Tennessee Judge Clay Collins recently shared the heartbreaking story of 27-year-old Chase Scoggins, a mentally ill young man who died alone in the woods behind a Target. Chase had been in and out of jail dozens of times, mostly for low-level offenses like trespassing, disorderly conduct, or stealing food. He wasn’t dangerous in the criminal sense — he was sick. But in today’s system, the only place the courts could put him was jail. And when jail inevitably failed, he was put right back on the streets.
His end — dying unclaimed, unnoticed, in the woods — was predictable, even inevitable. The judge admitted that as a criminal court, he wasn’t equipped to be his county’s de facto mental health system. But that’s exactly what’s happening all across America, including right here in Portsmouth.
🔁 The Same Story, Different Town
If Chase’s story sounds familiar, it’s because we’ve been reporting the same cycle in Portsmouth:
- The troubled homeless woman who’s been arrested twice in one day for disorderly conduct, only to be immediately released and back on the streets within hours.
- The man defecating on the stage in Tracy Park, who’d already been arrested earlier this year, but was turned loose again with hopes he’d make his next court date.
- Samantha Estep, who was arrested twice in the same weekend — once at the post office, once running through a local business — and was sentenced to a $10 court cost before being released.
- The revolving door of arrests at Kroger and Tracy Park, where the same names show up day after day, week after week, until the next breakdown or confrontation.
Just like in Tennessee, our police officers and judges are forced to act as front-line mental health providers, a role they were never trained for and do not have resources to fulfill.
🚨 The Revolving Door Problem
As the judge in Tennessee pointed out: jail time doesn’t fix mental illness. Whether someone spends 10 days or 10 months locked up, if they are released untreated, they will inevitably reoffend.
In Portsmouth, we’ve seen this:
- Courts hand down the “least restrictive sentence” — probation, fines, or time served.
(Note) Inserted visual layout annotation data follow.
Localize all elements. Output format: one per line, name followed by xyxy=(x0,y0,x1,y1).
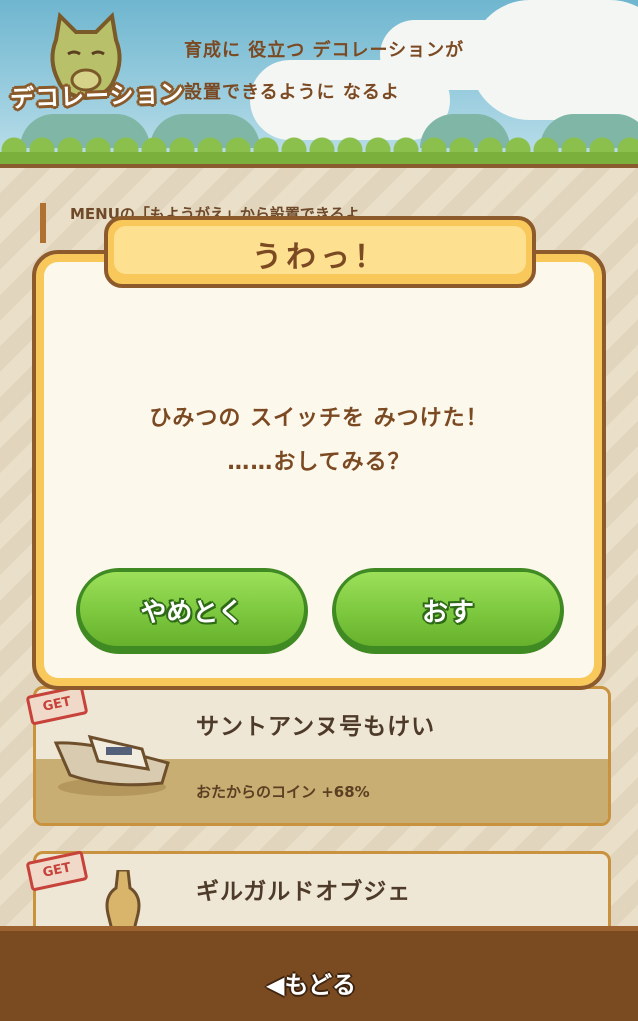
back-button-label: もどる xyxy=(284,971,356,999)
dialog-message-line2: ……おしてみる？ xyxy=(227,450,411,475)
header-description-line1: 育成に 役立つ デコレーションが xyxy=(184,40,465,61)
ship-icon xyxy=(53,734,170,796)
confirm-dialog: ひみつの スイッチを みつけた！ ……おしてみる？ やめとく おす xyxy=(32,250,606,690)
list-item[interactable]: サントアンヌ号もけい おたからのコイン +68% xyxy=(33,686,611,826)
confirm-button-label: おす xyxy=(421,598,474,628)
cancel-button-label: やめとく xyxy=(140,598,244,628)
decoration-badge: デコレーション xyxy=(9,78,186,114)
dialog-title-tab: うわっ！ xyxy=(104,216,536,288)
confirm-button[interactable]: おす xyxy=(332,568,564,654)
back-arrow-icon: ◀ xyxy=(266,971,285,999)
header-banner: デコレーション 育成に 役立つ デコレーションが 設置できるように なるよ xyxy=(0,0,638,168)
back-button[interactable]: ◀もどる xyxy=(266,965,356,1000)
footer-bar: ◀もどる xyxy=(0,926,638,1021)
item-name: ギルガルドオブジェ xyxy=(196,879,412,905)
list-item[interactable]: ギルガルドオブジェ xyxy=(33,851,611,926)
item-name: サントアンヌ号もけい xyxy=(196,714,436,740)
ground-strip xyxy=(0,152,638,168)
dialog-title: うわっ！ xyxy=(252,240,388,275)
cancel-button[interactable]: やめとく xyxy=(76,568,308,654)
item-effect: おたからのコイン +68% xyxy=(196,783,370,801)
dialog-message-line1: ひみつの スイッチを みつけた！ xyxy=(149,406,489,431)
header-description-line2: 設置できるように なるよ xyxy=(184,82,400,103)
statue-icon xyxy=(105,870,141,926)
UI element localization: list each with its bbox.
- Jails release people within hours, sometimes before the ink on the report dries.
- Local mental health facilities lack beds or turn people away.
- Shelters and rehab centers often refuse individuals with repeated disruptive behavior.
The result? The streets of Portsmouth have become an open-air holding cell for the mentally ill.
🧩 What the Judge Is Calling For
The Tennessee judge made a blunt point:
- When America shuttered its asylums in the 1970s and ’80s, jails became the replacement.
- Now, thousands of people like Chase are stuck in a loop of arrest, release, repeat — until they die, often young, often alone.
- The judge argued it’s time to bring back institutional care — humane, properly funded, and designed to help people live their best possible lives instead of leaving them to spiral in public.
⚖️ What This Means for Portsmouth
Locally, this story hits too close to home:
- Nine large homeless camps now exist within city limits.
- Police logs show daily calls about people passed out, screaming, or trespassing in abandoned homes.
- A homeless task force was promised months ago, but little progress has been seen.
- Residents are growing frustrated and afraid, while businesses deal with constant disruptions.
And just like in Tennessee, the only time serious mental health care kicks in is after a violent crime. Until then, people like Chase Scoggins— or the troubled individuals we write about here daily — are left to die slowly in public view.
💬 The Local Question
The judge’s words could have been written about Portsmouth:
- How many more people will die alone in the woods, in abandoned houses, or on sidewalks before the system changes?
- Do we wait until tragedy strikes — a violent assault, a preventable death — before acting?
- Or can Portsmouth lead the way in demanding the kind of humane, long-term care that could have saved Chase Scoggins life — and could save the lives of those still wandering our streets today?